While it's true that most of the tools for genomics are OSS, there is some good software and in particular some databases that are commercial and quite pricey.
And the sequencing machines and chemicals also don't come cheap, as the market has long been dominated by one vendor.
They return long strings, but not a full chromosome. Additionally, there's always an error rate when reading, typically ~3% of the bases (this is Q15 on the Phred scale [0]). So you want to sequence each chunk many times, typically >30x, though with lower sequencing depth you can use population genetics and a database of known genomes to impute your sequence at the most common sites. Going to >30x will probably take 2-3 flowcells on the MinIon.
However, preparing a DNA sample for input into the machine is not trivial and requires training. As does the analysis to assemble all the chunks into your own genome.
A further challenge is even buying the equipment. Oxford Nanopore, and most biotech companies, keep very tight control of their customer lists, and if it looks like you are trying to order but don't have a proper molecular biology lab to perform sample preparation and to dispose of the waste products correctly, they almost certainly won't sell you anything. There are also strict legal agreements to return the flow cells when done, etc.

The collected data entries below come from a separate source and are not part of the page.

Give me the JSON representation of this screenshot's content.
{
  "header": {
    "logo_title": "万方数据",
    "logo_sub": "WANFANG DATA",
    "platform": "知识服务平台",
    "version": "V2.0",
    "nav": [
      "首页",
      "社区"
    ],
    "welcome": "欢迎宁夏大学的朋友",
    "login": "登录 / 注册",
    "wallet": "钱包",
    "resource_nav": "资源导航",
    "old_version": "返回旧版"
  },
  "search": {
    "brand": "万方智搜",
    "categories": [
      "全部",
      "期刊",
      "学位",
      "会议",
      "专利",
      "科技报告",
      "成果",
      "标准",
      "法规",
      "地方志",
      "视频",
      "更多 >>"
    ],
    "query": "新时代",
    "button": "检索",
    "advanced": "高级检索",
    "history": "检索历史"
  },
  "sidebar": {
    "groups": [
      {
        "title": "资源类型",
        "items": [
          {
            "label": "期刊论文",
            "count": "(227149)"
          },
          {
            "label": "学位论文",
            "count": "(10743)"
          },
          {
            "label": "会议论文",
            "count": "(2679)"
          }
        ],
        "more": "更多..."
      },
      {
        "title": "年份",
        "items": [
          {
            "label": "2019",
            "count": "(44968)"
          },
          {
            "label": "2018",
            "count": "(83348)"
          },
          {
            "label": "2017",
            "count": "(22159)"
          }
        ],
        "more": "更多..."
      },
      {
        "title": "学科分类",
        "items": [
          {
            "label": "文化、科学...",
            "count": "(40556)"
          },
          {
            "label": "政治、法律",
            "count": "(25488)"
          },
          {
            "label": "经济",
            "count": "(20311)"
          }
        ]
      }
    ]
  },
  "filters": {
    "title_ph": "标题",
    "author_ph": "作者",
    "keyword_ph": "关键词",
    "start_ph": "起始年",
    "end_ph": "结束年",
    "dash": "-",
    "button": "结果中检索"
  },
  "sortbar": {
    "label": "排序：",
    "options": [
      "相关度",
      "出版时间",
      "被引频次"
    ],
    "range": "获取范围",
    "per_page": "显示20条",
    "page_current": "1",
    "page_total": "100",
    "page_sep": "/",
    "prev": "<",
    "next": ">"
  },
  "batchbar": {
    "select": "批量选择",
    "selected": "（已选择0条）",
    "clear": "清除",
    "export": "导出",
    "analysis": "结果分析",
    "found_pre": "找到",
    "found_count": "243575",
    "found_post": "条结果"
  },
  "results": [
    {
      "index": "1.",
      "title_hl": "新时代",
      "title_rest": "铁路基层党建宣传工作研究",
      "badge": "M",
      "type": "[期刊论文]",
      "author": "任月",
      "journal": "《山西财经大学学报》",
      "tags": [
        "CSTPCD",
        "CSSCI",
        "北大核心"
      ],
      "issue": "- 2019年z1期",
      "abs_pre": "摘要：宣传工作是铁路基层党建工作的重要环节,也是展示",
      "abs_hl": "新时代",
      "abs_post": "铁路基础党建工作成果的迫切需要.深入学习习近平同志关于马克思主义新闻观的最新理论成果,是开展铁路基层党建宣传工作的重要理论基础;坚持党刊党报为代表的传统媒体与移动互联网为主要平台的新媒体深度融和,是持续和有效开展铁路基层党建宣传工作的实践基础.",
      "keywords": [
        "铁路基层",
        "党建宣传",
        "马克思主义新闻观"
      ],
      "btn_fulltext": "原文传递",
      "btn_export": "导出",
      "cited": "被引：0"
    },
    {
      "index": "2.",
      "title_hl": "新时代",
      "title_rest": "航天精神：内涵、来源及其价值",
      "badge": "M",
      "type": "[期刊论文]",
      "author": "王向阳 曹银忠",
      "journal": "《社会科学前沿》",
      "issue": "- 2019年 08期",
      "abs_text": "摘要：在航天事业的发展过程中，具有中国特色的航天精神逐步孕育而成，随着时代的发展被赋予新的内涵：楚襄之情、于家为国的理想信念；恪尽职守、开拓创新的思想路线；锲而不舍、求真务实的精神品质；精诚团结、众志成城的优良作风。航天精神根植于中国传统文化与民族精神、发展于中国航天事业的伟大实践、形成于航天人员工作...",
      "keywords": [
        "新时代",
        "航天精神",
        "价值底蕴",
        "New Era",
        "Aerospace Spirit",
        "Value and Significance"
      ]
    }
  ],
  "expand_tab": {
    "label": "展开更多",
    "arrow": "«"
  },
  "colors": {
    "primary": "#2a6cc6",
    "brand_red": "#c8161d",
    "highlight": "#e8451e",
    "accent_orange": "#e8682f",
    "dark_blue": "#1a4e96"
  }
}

So to truly do this, add in the cost of LLC formation and signing up for a biotech startup lab to actually perform the experiments.

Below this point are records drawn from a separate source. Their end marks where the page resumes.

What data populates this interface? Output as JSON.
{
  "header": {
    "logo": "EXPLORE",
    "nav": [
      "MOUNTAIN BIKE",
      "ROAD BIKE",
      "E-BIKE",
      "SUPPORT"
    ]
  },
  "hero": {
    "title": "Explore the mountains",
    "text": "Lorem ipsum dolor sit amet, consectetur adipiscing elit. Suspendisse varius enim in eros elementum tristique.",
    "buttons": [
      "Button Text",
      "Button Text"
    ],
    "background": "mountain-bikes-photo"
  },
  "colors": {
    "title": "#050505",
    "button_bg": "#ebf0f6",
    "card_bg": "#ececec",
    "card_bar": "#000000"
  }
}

They are clearly at the early stage of tech dev. And the reward of $200k for the polymerase to allow longer reads seems pretty low to me... unless you're a grad student and the university doenst take your IP...
Honestly it's pretty hard to get lab access without somebody also getting rights to your IP, and labs are a bit more expensive than setting up an H100, so it might be tough going.
Even if no external party solves their polymerase problem I have a good feeling about this direction though. Godspeed.